She was never long in a room before she would turn to it and sit in front of it, staring into the flames or the grate ready for them.

The ladies, when alone, would sometimes dare to breathe the rumour that accounted for this; it was almost too horrid for utterance. It had to do with the manner in which Philip von Königsmarck had died.

At the usual time the chaplain came, the unalterable prayer was uttered; the ladies took up their candles, curtsied and waited for the Princess to precede them upstairs.

She, as always, went up to her cold, unadorned room, was undressed and dismissed the ladies, then stood by the great bed with the blue tapestry curtains and sent for Madame von Arlestein.

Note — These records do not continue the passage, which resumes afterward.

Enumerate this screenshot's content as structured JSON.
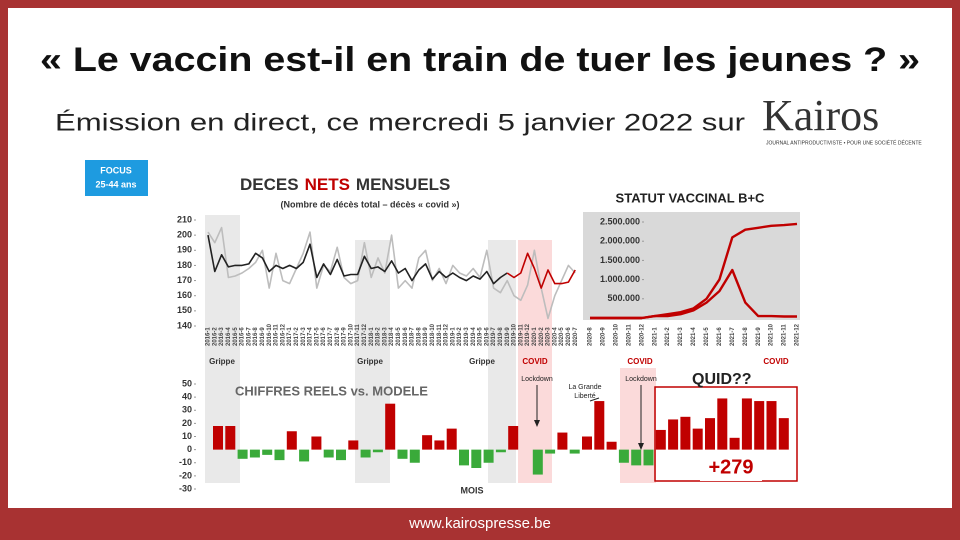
{
  "header": {
    "title": "« Le vaccin est-il en train de tuer les jeunes ? »",
    "subtitle": "Émission en direct, ce mercredi 5 janvier 2022 sur",
    "logo": "Kairos",
    "logo_tagline": "JOURNAL ANTIPRODUCTIVISTE • POUR UNE SOCIÉTÉ DÉCENTE"
  },
  "focus": [
    "FOCUS",
    "25-44 ans"
  ],
  "footer": "www.kairospresse.be",
  "annotations": {
    "grippe": [
      "Grippe",
      "Grippe",
      "Grippe"
    ],
    "covid": [
      "COVID",
      "COVID",
      "COVID"
    ],
    "lockdown": [
      "Lockdown",
      "Lockdown"
    ],
    "grande_liberte": [
      "La Grande",
      "Liberté"
    ],
    "quid": "QUID??",
    "total": "+279"
  },
  "chart_data": [
    {
      "type": "line",
      "title": [
        "DECES",
        "NETS",
        "MENSUELS"
      ],
      "subtitle": "(Nombre de décès total – décès « covid »)",
      "categories": [
        "2016-1",
        "2016-2",
        "2016-3",
        "2016-4",
        "2016-5",
        "2016-6",
        "2016-7",
        "2016-8",
        "2016-9",
        "2016-10",
        "2016-11",
        "2016-12",
        "2017-1",
        "2017-2",
        "2017-3",
        "2017-4",
        "2017-5",
        "2017-6",
        "2017-7",
        "2017-8",
        "2017-9",
        "2017-10",
        "2017-11",
        "2017-12",
        "2018-1",
        "2018-2",
        "2018-3",
        "2018-4",
        "2018-5",
        "2018-6",
        "2018-7",
        "2018-8",
        "2018-9",
        "2018-10",
        "2018-11",
        "2018-12",
        "2019-1",
        "2019-2",
        "2019-3",
        "2019-4",
        "2019-5",
        "2019-6",
        "2019-7",
        "2019-8",
        "2019-9",
        "2019-10",
        "2019-11",
        "2019-12",
        "2020-1",
        "2020-2",
        "2020-3",
        "2020-4",
        "2020-5",
        "2020-6",
        "2020-7"
      ],
      "ylim": [
        140,
        210
      ],
      "yticks": [
        140,
        150,
        160,
        170,
        180,
        190,
        200,
        210
      ],
      "series": [
        {
          "color": "#bdbdbd",
          "values": [
            202,
            195,
            205,
            172,
            173,
            175,
            178,
            182,
            190,
            165,
            188,
            170,
            168,
            178,
            188,
            202,
            165,
            180,
            176,
            192,
            172,
            168,
            170,
            195,
            172,
            185,
            175,
            200,
            165,
            170,
            165,
            185,
            190,
            170,
            178,
            168,
            180,
            175,
            173,
            178,
            172,
            190,
            165,
            162,
            170,
            160,
            157,
            167,
            190,
            165,
            145,
            160,
            170,
            180,
            175
          ]
        },
        {
          "color": "#222222",
          "values": [
            200,
            176,
            187,
            179,
            180,
            180,
            181,
            188,
            185,
            176,
            180,
            178,
            180,
            178,
            182,
            194,
            172,
            181,
            174,
            184,
            173,
            174,
            174,
            186,
            178,
            179,
            176,
            183,
            175,
            178,
            170,
            177,
            181,
            171,
            176,
            172,
            175,
            172,
            170,
            173,
            171,
            176,
            168,
            172,
            175,
            null,
            null,
            null,
            null,
            null,
            null,
            null,
            null,
            null,
            null
          ]
        },
        {
          "color": "#c00000",
          "values": [
            null,
            null,
            null,
            null,
            null,
            null,
            null,
            null,
            null,
            null,
            null,
            null,
            null,
            null,
            null,
            null,
            null,
            null,
            null,
            null,
            null,
            null,
            null,
            null,
            null,
            null,
            null,
            null,
            null,
            null,
            null,
            null,
            null,
            null,
            null,
            null,
            null,
            null,
            null,
            null,
            null,
            null,
            null,
            null,
            175,
            172,
            175,
            188,
            178,
            165,
            177,
            168,
            168,
            169,
            177
          ]
        }
      ]
    },
    {
      "type": "line",
      "title": "STATUT VACCINAL B+C",
      "background": "#d9d9d9",
      "categories": [
        "2020-8",
        "2020-9",
        "2020-10",
        "2020-11",
        "2020-12",
        "2021-1",
        "2021-2",
        "2021-3",
        "2021-4",
        "2021-5",
        "2021-6",
        "2021-7",
        "2021-8",
        "2021-9",
        "2021-10",
        "2021-11",
        "2021-12"
      ],
      "ylim": [
        0,
        2500000
      ],
      "yticks": [
        {
          "value": 500000,
          "label": "500.000"
        },
        {
          "value": 1000000,
          "label": "1.000.000"
        },
        {
          "value": 1500000,
          "label": "1.500.000"
        },
        {
          "value": 2000000,
          "label": "2.000.000"
        },
        {
          "value": 2500000,
          "label": "2.500.000"
        }
      ],
      "series": [
        {
          "color": "#c00000",
          "values": [
            0,
            0,
            0,
            0,
            0,
            50000,
            100000,
            150000,
            250000,
            500000,
            1000000,
            2100000,
            2300000,
            2350000,
            2400000,
            2420000,
            2450000
          ]
        },
        {
          "color": "#c00000",
          "values": [
            0,
            0,
            0,
            0,
            0,
            50000,
            50000,
            100000,
            200000,
            400000,
            700000,
            1250000,
            400000,
            50000,
            50000,
            40000,
            40000
          ]
        }
      ]
    },
    {
      "type": "bar",
      "title": "CHIFFRES REELS vs. MODELE",
      "x_label": "MOIS",
      "ylim": [
        -30,
        50
      ],
      "yticks": [
        -30,
        -20,
        -10,
        0,
        10,
        20,
        30,
        40,
        50
      ],
      "colors": {
        "positive": "#c00000",
        "negative": "#3aaa3a"
      },
      "values": [
        18,
        18,
        -7,
        -6,
        -4,
        -8,
        14,
        -9,
        10,
        -6,
        -8,
        7,
        -6,
        -2,
        35,
        -7,
        -10,
        11,
        7,
        16,
        -12,
        -14,
        -10,
        -2,
        18,
        0,
        -19,
        -3,
        13,
        -3,
        10,
        37,
        6,
        -10,
        -12,
        -12,
        15,
        23,
        25,
        16,
        24,
        39,
        9,
        39,
        37,
        37,
        24
      ]
    }
  ]
}
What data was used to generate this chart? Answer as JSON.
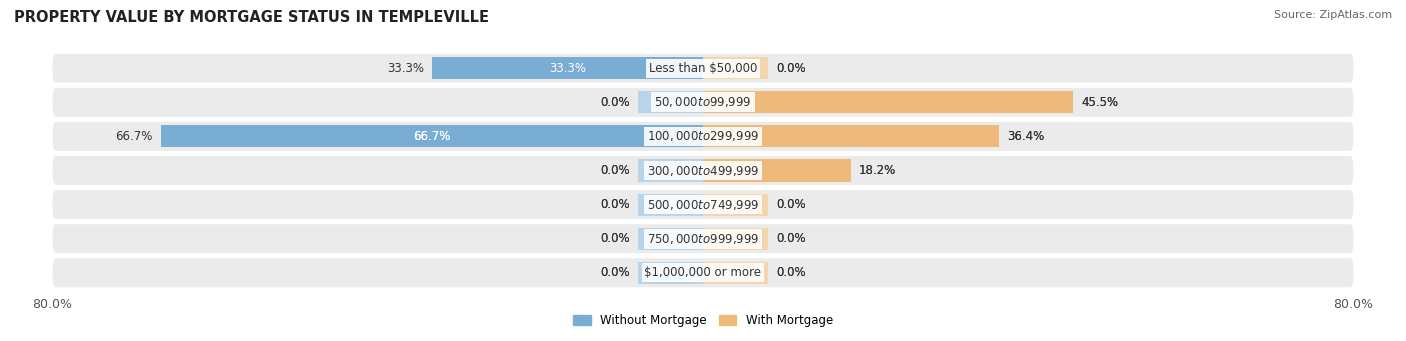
{
  "title": "PROPERTY VALUE BY MORTGAGE STATUS IN TEMPLEVILLE",
  "source": "Source: ZipAtlas.com",
  "categories": [
    "Less than $50,000",
    "$50,000 to $99,999",
    "$100,000 to $299,999",
    "$300,000 to $499,999",
    "$500,000 to $749,999",
    "$750,000 to $999,999",
    "$1,000,000 or more"
  ],
  "without_mortgage": [
    33.3,
    0.0,
    66.7,
    0.0,
    0.0,
    0.0,
    0.0
  ],
  "with_mortgage": [
    0.0,
    45.5,
    36.4,
    18.2,
    0.0,
    0.0,
    0.0
  ],
  "color_without": "#7aadd4",
  "color_with": "#f0b97c",
  "color_without_light": "#b8d4ea",
  "color_with_light": "#f5d5ae",
  "axis_min": -80.0,
  "axis_max": 80.0,
  "bg_bar": "#ebebeb",
  "title_fontsize": 10.5,
  "label_fontsize": 8.5,
  "tick_fontsize": 9,
  "stub_size": 8.0
}
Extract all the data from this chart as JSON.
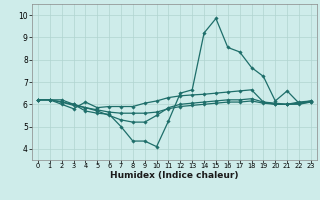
{
  "bg_color": "#ceecea",
  "grid_color": "#b0d4d0",
  "line_color": "#1e6e6a",
  "line_width": 0.9,
  "marker": "D",
  "marker_size": 1.8,
  "xlabel": "Humidex (Indice chaleur)",
  "xlabel_fontsize": 6.5,
  "tick_fontsize_y": 5.5,
  "tick_fontsize_x": 4.8,
  "xlim": [
    -0.5,
    23.5
  ],
  "ylim": [
    3.5,
    10.5
  ],
  "yticks": [
    4,
    5,
    6,
    7,
    8,
    9,
    10
  ],
  "xticks": [
    0,
    1,
    2,
    3,
    4,
    5,
    6,
    7,
    8,
    9,
    10,
    11,
    12,
    13,
    14,
    15,
    16,
    17,
    18,
    19,
    20,
    21,
    22,
    23
  ],
  "series": [
    [
      6.2,
      6.2,
      6.2,
      6.0,
      5.7,
      5.6,
      5.55,
      5.0,
      4.35,
      4.35,
      4.1,
      5.25,
      6.5,
      6.65,
      9.2,
      9.85,
      8.55,
      8.35,
      7.65,
      7.25,
      6.15,
      6.6,
      6.05,
      6.15
    ],
    [
      6.2,
      6.2,
      6.0,
      5.8,
      6.1,
      5.85,
      5.9,
      5.9,
      5.9,
      6.05,
      6.15,
      6.3,
      6.38,
      6.42,
      6.45,
      6.5,
      6.55,
      6.6,
      6.65,
      6.1,
      6.0,
      6.0,
      6.1,
      6.15
    ],
    [
      6.2,
      6.2,
      6.1,
      6.0,
      5.85,
      5.7,
      5.5,
      5.3,
      5.2,
      5.2,
      5.5,
      5.85,
      6.0,
      6.05,
      6.1,
      6.15,
      6.2,
      6.2,
      6.25,
      6.1,
      6.05,
      6.0,
      6.0,
      6.1
    ],
    [
      6.2,
      6.2,
      6.1,
      5.95,
      5.85,
      5.75,
      5.65,
      5.6,
      5.6,
      5.6,
      5.65,
      5.8,
      5.9,
      5.95,
      6.0,
      6.05,
      6.1,
      6.1,
      6.15,
      6.05,
      6.0,
      6.0,
      6.05,
      6.1
    ]
  ]
}
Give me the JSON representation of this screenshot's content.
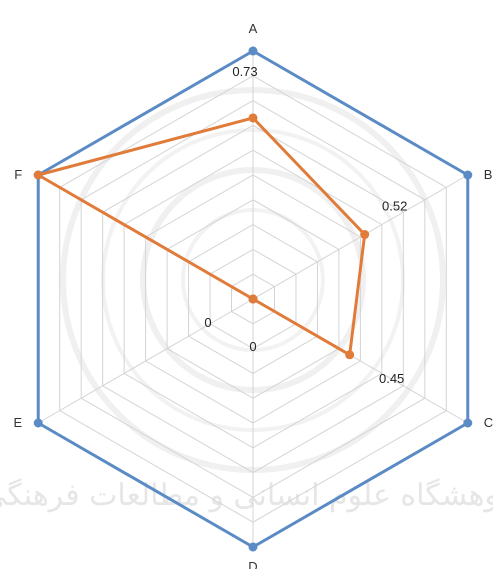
{
  "chart_data": {
    "type": "radar",
    "axes": [
      "A",
      "B",
      "C",
      "D",
      "E",
      "F"
    ],
    "range": [
      0,
      1
    ],
    "grid_levels": 10,
    "grid": true,
    "series": [
      {
        "values": [
          1,
          1,
          1,
          1,
          1,
          1
        ],
        "color": "#5b8bc5",
        "data_labels": [
          "",
          "",
          "",
          "",
          "",
          ""
        ]
      },
      {
        "values": [
          0.73,
          0.52,
          0.45,
          0,
          0,
          1
        ],
        "color": "#e07b39",
        "data_labels": [
          "0.73",
          "0.52",
          "0.45",
          "0",
          "0",
          ""
        ]
      }
    ],
    "watermark": "پژوهشگاه علوم انسانی و مطالعات فرهنگی"
  }
}
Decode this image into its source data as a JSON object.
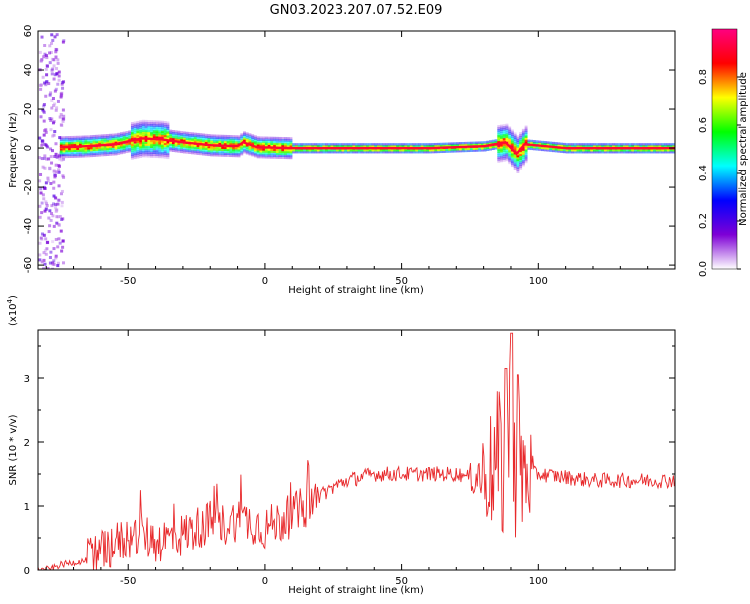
{
  "title": "GN03.2023.207.07.52.E09",
  "chart_data": [
    {
      "type": "heatmap",
      "xlabel": "Height of straight line (km)",
      "ylabel": "Frequency (Hz)",
      "xlim": [
        -83,
        150
      ],
      "ylim": [
        -62,
        60
      ],
      "xticks": [
        -50,
        0,
        50,
        100
      ],
      "yticks": [
        -60,
        -40,
        -20,
        0,
        20,
        40,
        60
      ],
      "colorbar": {
        "label": "Normalized spectral amplitude",
        "range": [
          0,
          1
        ],
        "ticks": [
          0.0,
          0.2,
          0.4,
          0.6,
          0.8
        ],
        "colormap": [
          "#ffffff",
          "#7e00d6",
          "#0000ff",
          "#00ffff",
          "#00ff00",
          "#ffff00",
          "#ff0000",
          "#ff0080"
        ]
      },
      "ridge": {
        "note_start_km": -75,
        "points": [
          {
            "x": -75,
            "y": 0.5
          },
          {
            "x": -65,
            "y": 1.0
          },
          {
            "x": -55,
            "y": 2.0
          },
          {
            "x": -45,
            "y": 5.0
          },
          {
            "x": -38,
            "y": 4.5
          },
          {
            "x": -30,
            "y": 3.0
          },
          {
            "x": -20,
            "y": 1.5
          },
          {
            "x": -10,
            "y": 1.0
          },
          {
            "x": -8,
            "y": 3.0
          },
          {
            "x": -3,
            "y": 0.5
          },
          {
            "x": 10,
            "y": 0.0
          },
          {
            "x": 60,
            "y": 0.0
          },
          {
            "x": 80,
            "y": 1.0
          },
          {
            "x": 88,
            "y": 3.0
          },
          {
            "x": 92,
            "y": -3.0
          },
          {
            "x": 95,
            "y": 2.0
          },
          {
            "x": 110,
            "y": 0.0
          },
          {
            "x": 150,
            "y": 0.0
          }
        ]
      }
    },
    {
      "type": "line",
      "xlabel": "Height of straight line (km)",
      "ylabel": "SNR (10 * v/v)",
      "ymultiplier": "(x10",
      "ymultiplier_exp": "4",
      "ymultiplier_close": ")",
      "xlim": [
        -83,
        150
      ],
      "ylim": [
        0,
        3.75
      ],
      "xticks": [
        -50,
        0,
        50,
        100
      ],
      "yticks": [
        0,
        1,
        2,
        3
      ],
      "series": [
        {
          "color": "#e8292b",
          "x": [
            -83,
            -78,
            -75,
            -70,
            -65,
            -60,
            -55,
            -50,
            -45,
            -40,
            -35,
            -30,
            -25,
            -20,
            -15,
            -10,
            -5,
            0,
            5,
            10,
            15,
            20,
            25,
            30,
            35,
            40,
            45,
            50,
            55,
            60,
            65,
            70,
            75,
            80,
            85,
            88,
            90,
            92,
            95,
            100,
            110,
            120,
            130,
            140,
            150
          ],
          "y": [
            0.0,
            0.02,
            0.08,
            0.12,
            0.15,
            0.25,
            0.4,
            0.5,
            0.55,
            0.45,
            0.5,
            0.55,
            0.65,
            0.75,
            0.7,
            0.8,
            0.75,
            0.65,
            0.75,
            0.85,
            1.0,
            1.15,
            1.3,
            1.4,
            1.45,
            1.5,
            1.5,
            1.5,
            1.5,
            1.5,
            1.5,
            1.5,
            1.45,
            1.5,
            1.6,
            1.7,
            2.0,
            1.6,
            1.5,
            1.5,
            1.45,
            1.4,
            1.4,
            1.4,
            1.4
          ]
        }
      ]
    }
  ]
}
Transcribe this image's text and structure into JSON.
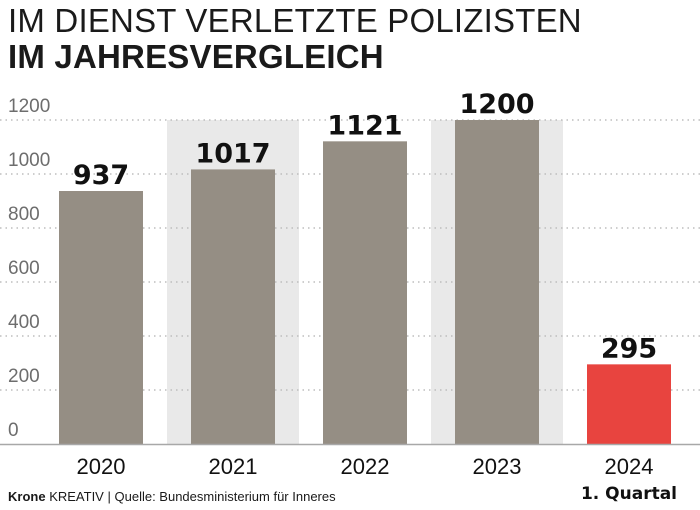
{
  "title": {
    "line1": "IM DIENST VERLETZTE POLIZISTEN",
    "line2": "IM JAHRESVERGLEICH"
  },
  "footer": {
    "brand": "Krone",
    "brand_suffix": "KREATIV",
    "source": "Quelle: Bundesministerium für Inneres"
  },
  "colors": {
    "bar": "#958e84",
    "highlight": "#e8443f",
    "band": "#e9e9e9",
    "grid": "#bdbdbd",
    "axis": "#a8a8a8"
  },
  "chart_data": {
    "type": "bar",
    "categories": [
      "2020",
      "2021",
      "2022",
      "2023",
      "2024"
    ],
    "category_sublabels": [
      "",
      "",
      "",
      "",
      "1. Quartal"
    ],
    "values": [
      937,
      1017,
      1121,
      1200,
      295
    ],
    "data_labels": [
      "937",
      "1017",
      "1121",
      "1200",
      "295"
    ],
    "highlight_index": 4,
    "ylim": [
      0,
      1200
    ],
    "yticks": [
      "0",
      "200",
      "400",
      "600",
      "800",
      "1000",
      "1200"
    ],
    "grid": true
  }
}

To-night she did not get into bed; she put on a blue bed-gown and went to the fire that blazed, log on log, in the open hearth, but could not do more than warm a portion of the huge draughty room.

This bedroom had been hers ever since she had been at Schloss Ahlden, and nothing in it had been altered.

The bed stood out into the room facing the fireplace, shrouded with heavy curtains and heavy draperies; either side was a sconce of silver holding five candles against the wooden walls, at the foot was a long casket for clothes and either side of that a leather chair with a fringe round the seat.

The door was to the right of the bed, the mullioned windows to the left; they were hung with dark curtains and before each of them were two more of the formal chairs.

In the corner beyond the windows was a plain dressing-table holding a few toilet articles, and behind it hung a mirror in a tortoiseshell frame.

Before the fireplace were a chair with arms in which Sophia Dorothea now sat and a stool.